The healing of the man blind from birth is a different matter: here the Jews’ malice has already ripened for killing the Savior. Not only did their malice not relent at witnessing an obvious miracle unheard of since the world began (John 9:32), but rather it became extremely fierce and mingled with craftiness and hypocrisy. The latter shows in that fact that Christ’s enemies decided to put up an act of formal justice with the hearing of witnesses. They summoned the parents of the youth who had recovered his sight and subjected them all to formal questioning. They asked the youth how he had recovered his sight. His answer was: A Man that is called Jesus made clay, and anointed mine eyes, and said unto me, Go to the pool of Siloam and wash: and I went and washed, and I received sight (John 9:11).

Then some of the Pharisees said: This Man is not of God, because He keepeth not the sabbath day. Others said: How can a man that is a sinner do such miracles? And there was a division among them (John 9:16).

The Pharisees asked the parents of the man who had regained his sight, but they answered evasively, because they feared the Jews: for the Jews had agreed already, that if any man confess that He was Christ, he should be put out of the synagogue (John 9:22).

Hence it is clear that the man born blind was the only one who did not know his Healer, whereas the people surrounding him had already guessed it was Jesus Christ. And so, in malicious bewilderment, they again called the man that was blind, and said to him, Give God the praise: we know that this Man is a sinner. . . Then said they to him again, What did He to thee? how opened He thy eyes? (John 9:24, 26) They wanted to hear with certainty something about Christ violating the Sabbath. The healed man had already perceived their ill-will towards the Healer, and from the one being questioned he turned into a prosecutor himself, answering them: I have told you already and ye did not hear: wherefore would hear it again? will you also be His disciples? (John 9:27).

It is obvious that for the man born blind this argument clarified something he did not previously know. Now he knew that the “Man called Jesus” Who had healed him was the very famous miracle worker about whom the entire Jewish people was speaking.

However, such a bold response in the question of the blind beggar drove his enemies to indignation, stripping them of their sense of truth altogether. And then the man blind from birth directly rebuked them for such hardheartedness, reaching a sound conclusion: Now we know that God heareth not sinners: but if any man be a worshipper of God, and doeth His will, him He heareth… If this Man were not of God, He could do nothing (John 9:31, 33).

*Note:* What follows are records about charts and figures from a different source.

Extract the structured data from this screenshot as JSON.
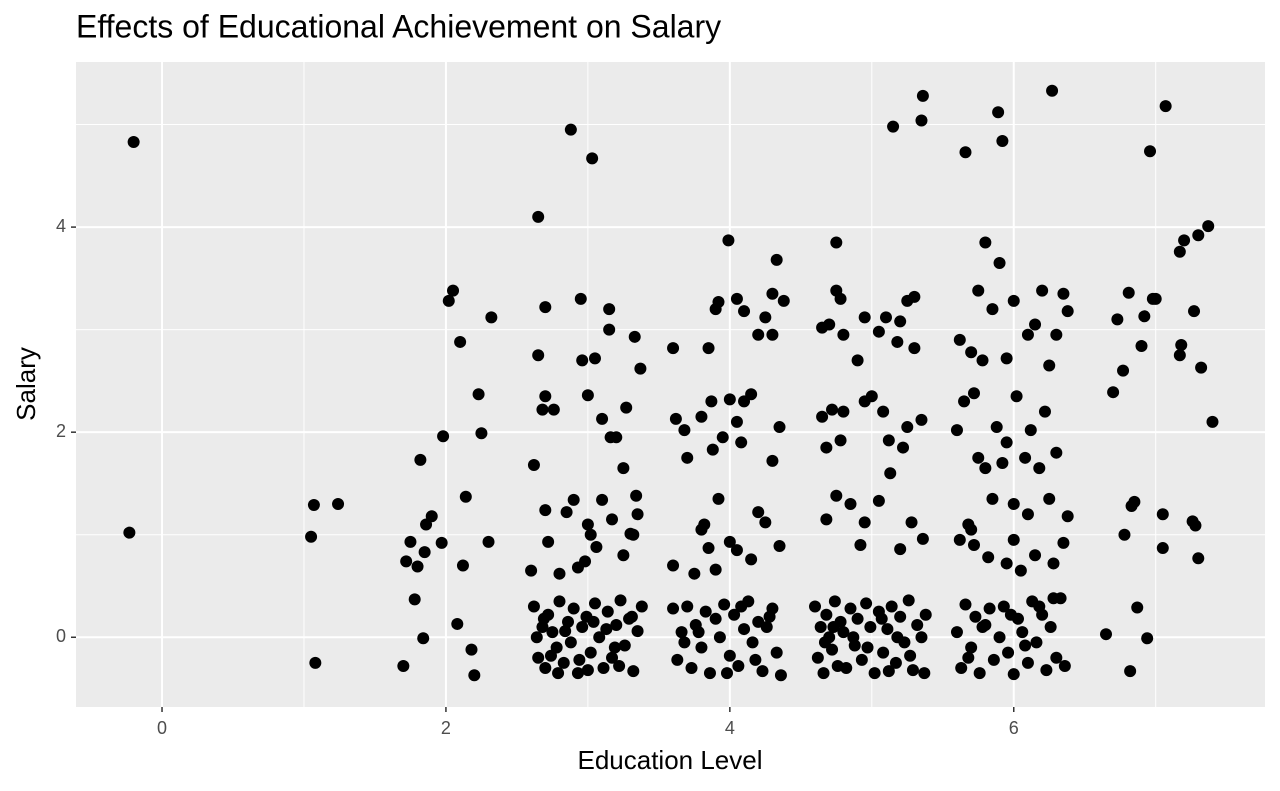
{
  "chart_data": {
    "type": "scatter",
    "title": "Effects of Educational Achievement on Salary",
    "x_label": "Education Level",
    "y_label": "Salary",
    "color": "#000000",
    "panel_background": "#ebebeb",
    "grid": true,
    "xlim": [
      -0.606,
      7.77
    ],
    "ylim": [
      -0.68,
      5.61
    ],
    "xticks": [
      0,
      2,
      4,
      6
    ],
    "yticks": [
      0,
      2,
      4
    ],
    "x_minor_grid": [
      1,
      3,
      5,
      7
    ],
    "y_minor_grid": [
      1,
      3,
      5
    ],
    "x": [
      -0.2,
      -0.23,
      1.05,
      1.07,
      1.08,
      1.24,
      1.7,
      1.72,
      1.75,
      1.78,
      1.8,
      1.82,
      1.84,
      1.85,
      1.86,
      1.9,
      1.98,
      2.02,
      2.05,
      2.1,
      2.08,
      2.12,
      2.14,
      2.18,
      2.2,
      2.23,
      2.25,
      2.3,
      2.32,
      1.97,
      2.88,
      3.03,
      2.65,
      2.65,
      2.7,
      2.95,
      3.05,
      2.96,
      3.15,
      3.33,
      3.37,
      2.7,
      2.68,
      2.76,
      3.0,
      3.2,
      3.27,
      3.1,
      3.25,
      2.62,
      2.7,
      2.9,
      3.1,
      3.34,
      2.85,
      3.0,
      3.17,
      3.35,
      2.72,
      2.93,
      3.06,
      3.25,
      3.3,
      2.6,
      3.15,
      3.02,
      2.8,
      3.32,
      3.16,
      2.98,
      2.62,
      2.65,
      2.68,
      2.7,
      2.72,
      2.75,
      2.78,
      2.8,
      2.83,
      2.86,
      2.88,
      2.9,
      2.93,
      2.96,
      2.99,
      3.02,
      3.05,
      3.08,
      3.11,
      3.14,
      3.17,
      3.2,
      3.23,
      3.26,
      3.29,
      3.32,
      3.35,
      3.38,
      2.64,
      2.74,
      2.84,
      2.94,
      3.04,
      3.13,
      3.22,
      3.31,
      2.69,
      2.79,
      3.0,
      3.19,
      3.99,
      4.33,
      4.3,
      4.25,
      4.05,
      3.92,
      3.9,
      4.38,
      4.2,
      4.1,
      4.0,
      4.15,
      4.3,
      3.6,
      3.68,
      3.85,
      3.87,
      3.62,
      3.8,
      3.95,
      4.05,
      4.1,
      4.35,
      3.88,
      3.7,
      4.08,
      4.3,
      3.92,
      3.82,
      4.2,
      4.0,
      3.85,
      4.25,
      4.35,
      3.6,
      3.75,
      3.9,
      4.15,
      4.05,
      3.8,
      3.6,
      3.63,
      3.66,
      3.7,
      3.73,
      3.76,
      3.8,
      3.83,
      3.86,
      3.9,
      3.93,
      3.96,
      4.0,
      4.03,
      4.06,
      4.1,
      4.13,
      4.16,
      4.2,
      4.23,
      4.26,
      4.3,
      4.33,
      4.36,
      3.68,
      3.78,
      3.98,
      4.08,
      4.18,
      4.28,
      5.15,
      5.35,
      5.36,
      4.75,
      5.3,
      5.25,
      4.78,
      4.7,
      4.95,
      5.05,
      5.2,
      4.8,
      4.9,
      5.1,
      5.3,
      4.65,
      4.75,
      5.0,
      5.18,
      4.72,
      4.65,
      4.8,
      4.95,
      5.08,
      5.25,
      5.35,
      4.68,
      4.78,
      5.12,
      5.22,
      5.13,
      4.75,
      4.85,
      4.95,
      5.05,
      5.28,
      4.68,
      5.2,
      4.92,
      5.36,
      4.6,
      4.62,
      4.64,
      4.66,
      4.68,
      4.7,
      4.72,
      4.74,
      4.76,
      4.78,
      4.8,
      4.82,
      4.85,
      4.88,
      4.9,
      4.93,
      4.96,
      4.99,
      5.02,
      5.05,
      5.08,
      5.11,
      5.14,
      5.17,
      5.2,
      5.23,
      5.26,
      5.29,
      5.32,
      5.35,
      5.38,
      4.67,
      4.87,
      4.97,
      5.07,
      5.18,
      5.27,
      5.37,
      4.73,
      5.12,
      5.66,
      5.89,
      5.92,
      6.27,
      5.8,
      5.9,
      5.75,
      6.2,
      6.3,
      6.35,
      5.62,
      5.7,
      5.85,
      6.0,
      6.1,
      6.25,
      6.38,
      5.95,
      6.15,
      5.78,
      5.65,
      5.72,
      5.88,
      6.02,
      6.12,
      6.22,
      5.6,
      5.75,
      5.95,
      6.3,
      5.8,
      5.92,
      6.08,
      6.18,
      5.68,
      5.85,
      6.0,
      6.1,
      6.25,
      6.38,
      5.62,
      5.72,
      5.82,
      5.95,
      6.05,
      6.15,
      6.28,
      5.7,
      6.0,
      6.35,
      5.6,
      5.63,
      5.66,
      5.7,
      5.73,
      5.76,
      5.8,
      5.83,
      5.86,
      5.9,
      5.93,
      5.96,
      6.0,
      6.03,
      6.06,
      6.1,
      6.13,
      6.16,
      6.2,
      6.23,
      6.26,
      6.3,
      6.33,
      6.36,
      5.68,
      5.78,
      5.98,
      6.08,
      6.18,
      6.28,
      7.07,
      6.96,
      7.37,
      7.3,
      7.2,
      7.17,
      7.4,
      7.27,
      7.0,
      7.32,
      6.73,
      6.81,
      6.92,
      7.18,
      6.7,
      6.77,
      6.9,
      6.98,
      7.05,
      7.26,
      7.17,
      6.85,
      6.78,
      6.83,
      7.05,
      7.28,
      7.3,
      6.65,
      6.87,
      6.94,
      6.82
    ],
    "values": [
      4.83,
      1.02,
      0.98,
      1.29,
      -0.25,
      1.3,
      -0.28,
      0.74,
      0.93,
      0.37,
      0.69,
      1.73,
      -0.01,
      0.83,
      1.1,
      1.18,
      1.96,
      3.28,
      3.38,
      2.88,
      0.13,
      0.7,
      1.37,
      -0.12,
      -0.37,
      2.37,
      1.99,
      0.93,
      3.12,
      0.92,
      4.95,
      4.67,
      4.1,
      2.75,
      3.22,
      3.3,
      2.72,
      2.7,
      3.2,
      2.93,
      2.62,
      2.35,
      2.22,
      2.22,
      2.36,
      1.95,
      2.24,
      2.13,
      1.65,
      1.68,
      1.24,
      1.34,
      1.34,
      1.38,
      1.22,
      1.1,
      1.15,
      1.2,
      0.93,
      0.68,
      0.88,
      0.8,
      1.01,
      0.65,
      3.0,
      1.0,
      0.62,
      1.0,
      1.95,
      0.74,
      0.3,
      -0.2,
      0.1,
      -0.3,
      0.22,
      0.05,
      -0.1,
      0.35,
      -0.25,
      0.15,
      -0.05,
      0.28,
      -0.35,
      0.1,
      0.2,
      -0.15,
      0.33,
      0.0,
      -0.3,
      0.25,
      -0.2,
      0.12,
      0.36,
      -0.08,
      0.18,
      -0.33,
      0.06,
      0.3,
      0.0,
      -0.18,
      0.06,
      -0.22,
      0.15,
      0.08,
      -0.28,
      0.2,
      0.18,
      -0.35,
      -0.32,
      -0.1,
      3.87,
      3.68,
      3.35,
      3.12,
      3.3,
      3.27,
      3.2,
      3.28,
      2.95,
      3.18,
      2.32,
      2.37,
      2.95,
      2.82,
      2.02,
      2.82,
      2.3,
      2.13,
      2.15,
      1.95,
      2.1,
      2.3,
      2.05,
      1.83,
      1.75,
      1.9,
      1.72,
      1.35,
      1.1,
      1.22,
      0.93,
      0.87,
      1.12,
      0.89,
      0.7,
      0.62,
      0.66,
      0.76,
      0.85,
      1.05,
      0.28,
      -0.22,
      0.05,
      0.3,
      -0.3,
      0.12,
      -0.1,
      0.25,
      -0.35,
      0.18,
      0.0,
      0.32,
      -0.18,
      0.22,
      -0.28,
      0.08,
      0.35,
      -0.05,
      0.15,
      -0.33,
      0.1,
      0.28,
      -0.15,
      -0.37,
      -0.05,
      0.05,
      -0.35,
      0.3,
      -0.22,
      0.2,
      4.98,
      5.04,
      5.28,
      3.85,
      3.32,
      3.28,
      3.3,
      3.05,
      3.12,
      2.98,
      3.08,
      2.95,
      2.7,
      3.12,
      2.82,
      3.02,
      3.38,
      2.35,
      2.88,
      2.22,
      2.15,
      2.2,
      2.3,
      2.2,
      2.05,
      2.12,
      1.85,
      1.92,
      1.92,
      1.85,
      1.6,
      1.38,
      1.3,
      1.12,
      1.33,
      1.12,
      1.15,
      0.86,
      0.9,
      0.96,
      0.3,
      -0.2,
      0.1,
      -0.35,
      0.22,
      0.0,
      -0.12,
      0.35,
      -0.28,
      0.15,
      0.05,
      -0.3,
      0.28,
      -0.08,
      0.18,
      -0.22,
      0.33,
      0.1,
      -0.35,
      0.25,
      -0.15,
      0.08,
      0.3,
      -0.25,
      0.2,
      -0.05,
      0.36,
      -0.32,
      0.12,
      0.0,
      0.22,
      -0.05,
      0.0,
      -0.1,
      0.18,
      0.0,
      -0.18,
      -0.35,
      0.1,
      -0.33,
      4.73,
      5.12,
      4.84,
      5.33,
      3.85,
      3.65,
      3.38,
      3.38,
      2.95,
      3.35,
      2.9,
      2.78,
      3.2,
      3.28,
      2.95,
      2.65,
      3.18,
      2.72,
      3.05,
      2.7,
      2.3,
      2.38,
      2.05,
      2.35,
      2.02,
      2.2,
      2.02,
      1.75,
      1.9,
      1.8,
      1.65,
      1.7,
      1.75,
      1.65,
      1.1,
      1.35,
      1.3,
      1.2,
      1.35,
      1.18,
      0.95,
      0.9,
      0.78,
      0.72,
      0.65,
      0.8,
      0.72,
      1.05,
      0.95,
      0.92,
      0.05,
      -0.3,
      0.32,
      -0.1,
      0.2,
      -0.35,
      0.12,
      0.28,
      -0.22,
      0.0,
      0.3,
      -0.15,
      -0.36,
      0.18,
      0.05,
      -0.25,
      0.35,
      -0.05,
      0.22,
      -0.32,
      0.1,
      -0.2,
      0.38,
      -0.28,
      -0.2,
      0.1,
      0.22,
      -0.08,
      0.3,
      0.38,
      5.18,
      4.74,
      4.01,
      3.92,
      3.87,
      3.76,
      2.1,
      3.18,
      3.3,
      2.63,
      3.1,
      3.36,
      3.13,
      2.85,
      2.39,
      2.6,
      2.84,
      3.3,
      1.2,
      1.13,
      2.75,
      1.32,
      1.0,
      1.28,
      0.87,
      1.09,
      0.77,
      0.03,
      0.29,
      -0.01,
      -0.33
    ]
  }
}
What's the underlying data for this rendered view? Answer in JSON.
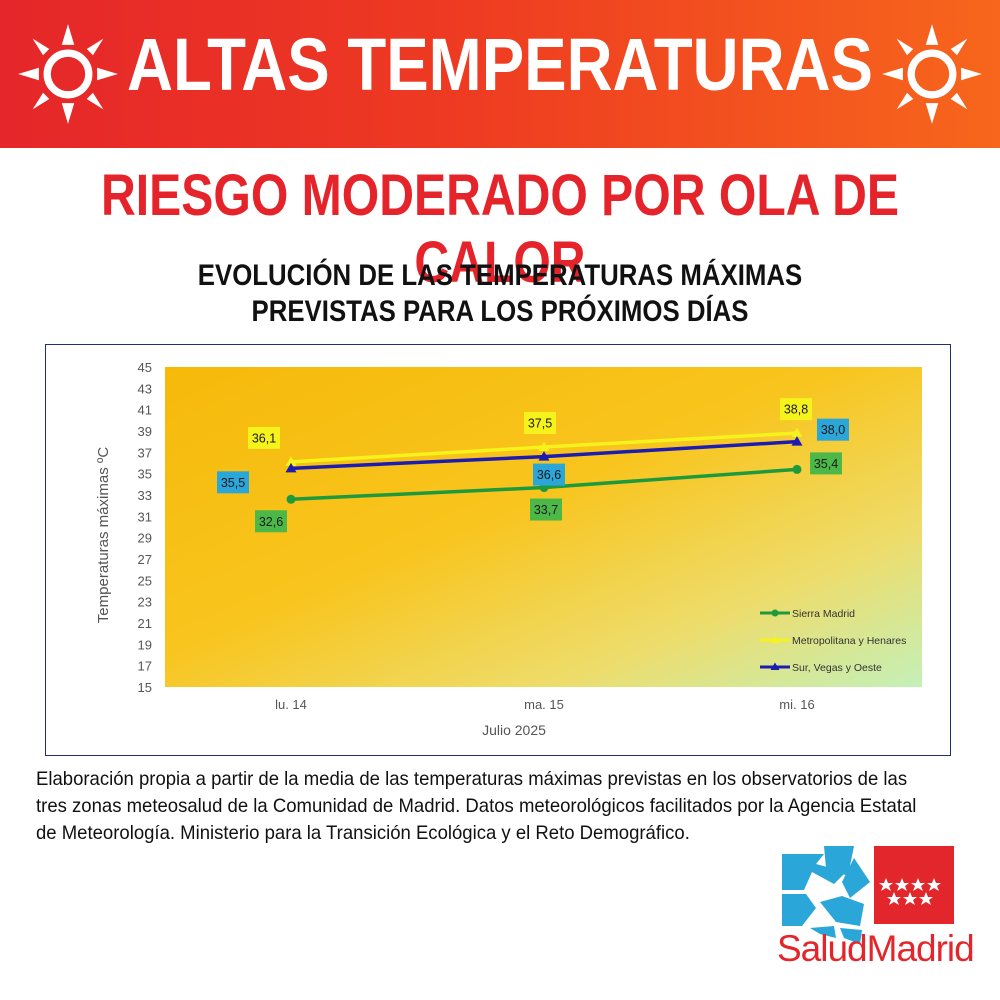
{
  "header": {
    "title": "ALTAS TEMPERATURAS",
    "subtitle": "RIESGO MODERADO POR OLA DE CALOR",
    "left_icon": "sun-icon",
    "right_icon": "sun-icon"
  },
  "chart_heading": {
    "line1": "EVOLUCIÓN DE LAS TEMPERATURAS MÁXIMAS",
    "line2": "PREVISTAS PARA LOS PRÓXIMOS DÍAS"
  },
  "chart_data": {
    "type": "line",
    "xlabel": "Julio 2025",
    "ylabel": "Temperaturas máximas ºC",
    "categories": [
      "lu. 14",
      "ma. 15",
      "mi. 16"
    ],
    "ylim": [
      15,
      45
    ],
    "yticks": [
      15,
      17,
      19,
      21,
      23,
      25,
      27,
      29,
      31,
      33,
      35,
      37,
      39,
      41,
      43,
      45
    ],
    "grid": false,
    "legend_position": "bottom-right",
    "series": [
      {
        "name": "Sierra Madrid",
        "values": [
          32.6,
          33.7,
          35.4
        ],
        "labels": [
          "32,6",
          "33,7",
          "35,4"
        ],
        "color": "#1e9a3c",
        "label_bg": "#4cb848",
        "label_color": "#1a1a1a",
        "marker": "circle"
      },
      {
        "name": "Metropolitana y Henares",
        "values": [
          36.1,
          37.5,
          38.8
        ],
        "labels": [
          "36,1",
          "37,5",
          "38,8"
        ],
        "color": "#f5f21c",
        "label_bg": "#f5f21c",
        "label_color": "#1a1a1a",
        "marker": "triangle"
      },
      {
        "name": "Sur, Vegas y Oeste",
        "values": [
          35.5,
          36.6,
          38.0
        ],
        "labels": [
          "35,5",
          "36,6",
          "38,0"
        ],
        "color": "#1c1cb0",
        "label_bg": "#2aa6d9",
        "label_color": "#1a1a1a",
        "marker": "triangle"
      }
    ]
  },
  "footnote": "Elaboración propia a partir de la media de las temperaturas máximas previstas en los observatorios de las tres zonas meteosalud de la Comunidad de Madrid. Datos meteorológicos facilitados por la Agencia Estatal de Meteorología. Ministerio para la Transición Ecológica y el Reto Demográfico.",
  "logo": {
    "text": "SaludMadrid",
    "icon": "salud-madrid-logo-icon",
    "colors": {
      "blue": "#2aa6d9",
      "red": "#e3262b"
    }
  }
}
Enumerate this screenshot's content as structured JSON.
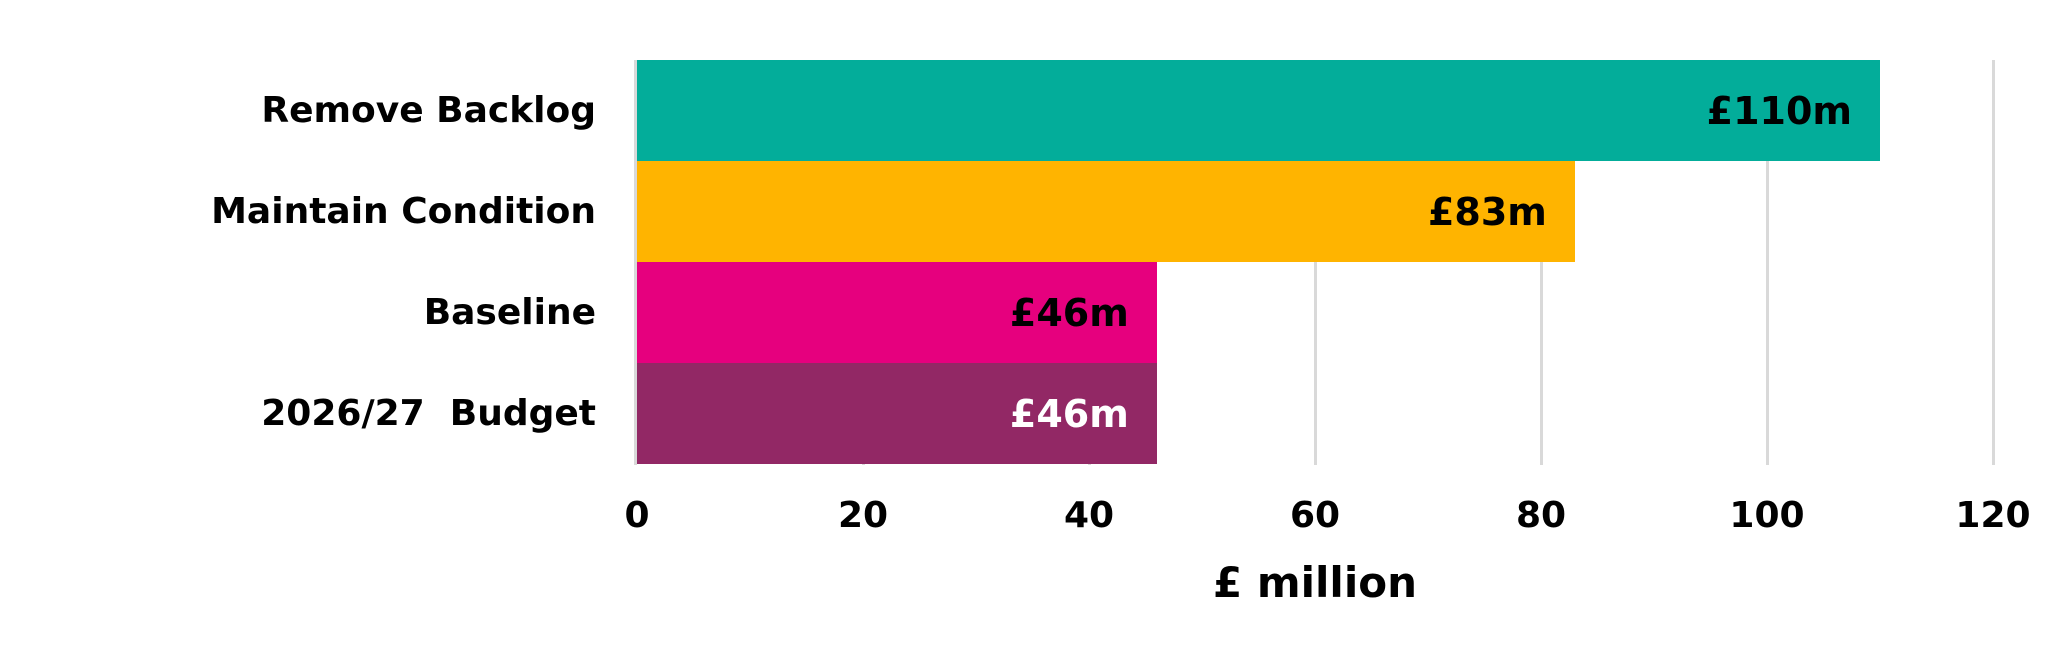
{
  "chart_data": {
    "type": "bar",
    "orientation": "horizontal",
    "title": "",
    "xlabel": "£ million",
    "ylabel": "",
    "xlim": [
      0,
      120
    ],
    "x_ticks": [
      "0",
      "20",
      "40",
      "60",
      "80",
      "100",
      "120"
    ],
    "grid": "vertical",
    "legend": "none",
    "categories": [
      "Remove Backlog",
      "Maintain Condition",
      "Baseline",
      "2026/27  Budget"
    ],
    "values": [
      110,
      83,
      46,
      46
    ],
    "data_labels": [
      "£110m",
      "£83m",
      "£46m",
      "£46m"
    ],
    "colors": [
      "#03ad9a",
      "#ffb400",
      "#e6007e",
      "#922865"
    ],
    "label_colors": [
      "#000000",
      "#000000",
      "#000000",
      "#ffffff"
    ]
  },
  "bars": [
    {
      "category": "Remove Backlog",
      "value": 110,
      "label": "£110m",
      "color": "#03ad9a",
      "label_color": "#000000"
    },
    {
      "category": "Maintain Condition",
      "value": 83,
      "label": "£83m",
      "color": "#ffb400",
      "label_color": "#000000"
    },
    {
      "category": "Baseline",
      "value": 46,
      "label": "£46m",
      "color": "#e6007e",
      "label_color": "#000000"
    },
    {
      "category": "2026/27  Budget",
      "value": 46,
      "label": "£46m",
      "color": "#922865",
      "label_color": "#ffffff"
    }
  ],
  "axis": {
    "ticks": [
      "0",
      "20",
      "40",
      "60",
      "80",
      "100",
      "120"
    ],
    "title": "£ million",
    "max": 120
  }
}
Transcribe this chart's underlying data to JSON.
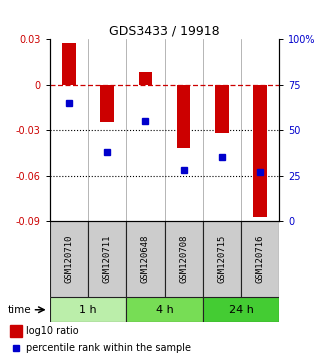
{
  "title": "GDS3433 / 19918",
  "samples": [
    "GSM120710",
    "GSM120711",
    "GSM120648",
    "GSM120708",
    "GSM120715",
    "GSM120716"
  ],
  "log10_ratio": [
    0.027,
    -0.025,
    0.008,
    -0.042,
    -0.032,
    -0.087
  ],
  "percentile_rank": [
    65,
    38,
    55,
    28,
    35,
    27
  ],
  "groups": [
    {
      "label": "1 h",
      "indices": [
        0,
        1
      ],
      "color": "#bbeeaa"
    },
    {
      "label": "4 h",
      "indices": [
        2,
        3
      ],
      "color": "#77dd55"
    },
    {
      "label": "24 h",
      "indices": [
        4,
        5
      ],
      "color": "#44cc33"
    }
  ],
  "bar_color": "#cc0000",
  "dot_color": "#0000cc",
  "left_ylim": [
    -0.09,
    0.03
  ],
  "left_yticks": [
    0.03,
    0,
    -0.03,
    -0.06,
    -0.09
  ],
  "left_ytick_labels": [
    "0.03",
    "0",
    "-0.03",
    "-0.06",
    "-0.09"
  ],
  "right_yticks": [
    0,
    25,
    50,
    75,
    100
  ],
  "right_ytick_labels": [
    "0",
    "25",
    "50",
    "75",
    "100%"
  ],
  "dotted_hlines": [
    -0.03,
    -0.06
  ],
  "background_color": "#ffffff",
  "sample_box_color": "#cccccc",
  "sample_box_edge": "#222222",
  "time_label": "time",
  "legend_bar_label": "log10 ratio",
  "legend_dot_label": "percentile rank within the sample",
  "bar_width": 0.35
}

And so the interrogation that had set out under the banner of outward justice, but was inwardly filled with malice, ended in major violence: Thou wast altogether born in sins, and dost thou teach us? And they cast him out (John 9:34).

The Evangelist’s comparatively detailed narrative shows that people’s unprejudiced mind is superior to hypocritical theological speculations and sham justice – which, when exposed, displays the hypocrites’ abuse of power and cruelty and their obvious scorning of true justice.

Now the Savior meets the healed man and reveals Himself to him directly, as He did recently in His conversation with the Samaritan woman: Dost thou believe on the Son of God? To the healed man’s question He gives an absolutely straightforward answer: Thou hast both seen Him, and it is He that talketh with thee (John 9:37). The Lord honors him with a direct, unveiled revelation to reward his resolve to die for Christ.

Our contemporaries should likewise emulate such fearlessness, instead of that duplicity in relation to Christ that likens them to the parents of the man born blind, who valued their friendship with the contemporary Jews and other enemies of Christ.